Known as a “food organization” since its inception 12 years ago, DC Greens is now focusing more intentionally on health equity as an orienting framework, acknowledging systemic racism as the primary barrier to good health. Its strategy directs programming to address the intersection of food access, health disparities and racial oppression.
Another focus of DC Greens’ racial equity work is what it calls “resource transfer.” Through this work, staff use internal resources and capacity to create direct connections between person-of-color-led organizations and the resources of the philanthropic and corporate communities. As Divinity Pittman, Foundation Relations Manager for DC Greens, explains, “There are a lot of reasons why person-of-color-led organizations have not been able to access resources — the lack of connections and the lack of staff time to write proposals being two. We have used our position within the nonprofit community to talk directly with our funders to elevate the names of organizations that need the support.”
“The people within the communities and the organizations have the expertise. When you combine that with the resources of funders and individuals and corporations, they unlock our collective vision and potential for the future. But without one or the other, it is difficult to attain.”
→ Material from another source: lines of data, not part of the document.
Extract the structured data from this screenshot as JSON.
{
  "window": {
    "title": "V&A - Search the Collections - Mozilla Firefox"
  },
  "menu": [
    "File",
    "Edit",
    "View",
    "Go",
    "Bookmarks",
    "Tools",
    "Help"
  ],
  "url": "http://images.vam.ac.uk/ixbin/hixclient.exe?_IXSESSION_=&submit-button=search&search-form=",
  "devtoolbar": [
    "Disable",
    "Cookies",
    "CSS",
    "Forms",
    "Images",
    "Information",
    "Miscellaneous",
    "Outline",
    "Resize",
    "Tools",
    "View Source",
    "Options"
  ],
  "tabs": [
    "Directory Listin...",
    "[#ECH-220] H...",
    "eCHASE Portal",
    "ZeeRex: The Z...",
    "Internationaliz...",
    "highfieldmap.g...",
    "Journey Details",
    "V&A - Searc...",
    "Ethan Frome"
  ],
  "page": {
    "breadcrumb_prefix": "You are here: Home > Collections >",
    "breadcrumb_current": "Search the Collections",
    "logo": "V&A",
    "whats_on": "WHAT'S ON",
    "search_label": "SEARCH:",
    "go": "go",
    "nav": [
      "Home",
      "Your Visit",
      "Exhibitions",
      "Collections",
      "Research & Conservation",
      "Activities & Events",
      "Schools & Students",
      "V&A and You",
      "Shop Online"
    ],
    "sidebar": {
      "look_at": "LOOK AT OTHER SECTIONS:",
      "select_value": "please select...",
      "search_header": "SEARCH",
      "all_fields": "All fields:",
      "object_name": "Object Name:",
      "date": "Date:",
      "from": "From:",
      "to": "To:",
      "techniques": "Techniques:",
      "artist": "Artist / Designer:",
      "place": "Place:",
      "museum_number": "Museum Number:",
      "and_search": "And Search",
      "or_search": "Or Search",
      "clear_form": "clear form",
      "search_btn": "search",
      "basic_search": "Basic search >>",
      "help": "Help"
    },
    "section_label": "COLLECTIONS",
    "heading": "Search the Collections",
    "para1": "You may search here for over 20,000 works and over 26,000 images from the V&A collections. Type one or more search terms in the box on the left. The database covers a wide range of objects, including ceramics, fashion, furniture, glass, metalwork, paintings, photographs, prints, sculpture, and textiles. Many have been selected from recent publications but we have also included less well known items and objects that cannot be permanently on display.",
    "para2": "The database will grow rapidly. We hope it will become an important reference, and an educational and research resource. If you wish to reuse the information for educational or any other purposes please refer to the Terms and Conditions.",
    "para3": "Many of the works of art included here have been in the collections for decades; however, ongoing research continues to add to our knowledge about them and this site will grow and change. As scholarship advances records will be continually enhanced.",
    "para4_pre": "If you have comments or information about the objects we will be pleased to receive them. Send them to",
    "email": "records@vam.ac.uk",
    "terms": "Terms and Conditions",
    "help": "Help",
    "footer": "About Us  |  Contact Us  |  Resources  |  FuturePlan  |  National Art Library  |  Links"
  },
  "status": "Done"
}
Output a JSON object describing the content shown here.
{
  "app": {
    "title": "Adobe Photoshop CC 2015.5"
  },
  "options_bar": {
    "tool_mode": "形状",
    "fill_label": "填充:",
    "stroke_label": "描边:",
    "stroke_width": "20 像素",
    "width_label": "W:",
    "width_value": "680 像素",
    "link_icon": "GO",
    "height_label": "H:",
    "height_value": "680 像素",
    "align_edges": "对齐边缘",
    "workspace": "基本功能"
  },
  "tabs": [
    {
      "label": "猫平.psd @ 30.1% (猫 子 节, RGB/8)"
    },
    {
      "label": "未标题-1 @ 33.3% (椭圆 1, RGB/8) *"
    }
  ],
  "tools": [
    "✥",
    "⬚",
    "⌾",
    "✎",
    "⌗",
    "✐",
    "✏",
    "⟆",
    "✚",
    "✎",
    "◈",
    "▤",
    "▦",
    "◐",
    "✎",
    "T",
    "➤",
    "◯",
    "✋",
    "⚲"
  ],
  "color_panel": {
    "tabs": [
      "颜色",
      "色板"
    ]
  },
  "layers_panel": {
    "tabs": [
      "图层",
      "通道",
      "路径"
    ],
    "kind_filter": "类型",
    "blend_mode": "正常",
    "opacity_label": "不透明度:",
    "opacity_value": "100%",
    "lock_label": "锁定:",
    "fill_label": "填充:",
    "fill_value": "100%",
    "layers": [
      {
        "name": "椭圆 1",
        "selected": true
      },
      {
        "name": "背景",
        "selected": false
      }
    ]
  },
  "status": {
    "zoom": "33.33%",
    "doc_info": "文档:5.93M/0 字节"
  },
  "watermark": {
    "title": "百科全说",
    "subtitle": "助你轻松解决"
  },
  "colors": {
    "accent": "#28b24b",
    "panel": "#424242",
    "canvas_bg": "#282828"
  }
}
This practice marries community expertise with resources in order to create change. “The people within the communities and the organizations have the expertise. When you combine that with the resources of funders and individuals and corporations, they unlock our collective vision and potential for the future. But without one or the other, it is difficult to attain,” concludes Pittman.
DC Greens has taken concrete steps to develop internal processes that center racial equity, resulting in an organization transformed and well-positioned to advance health equity through efforts to build a just and resilient food system.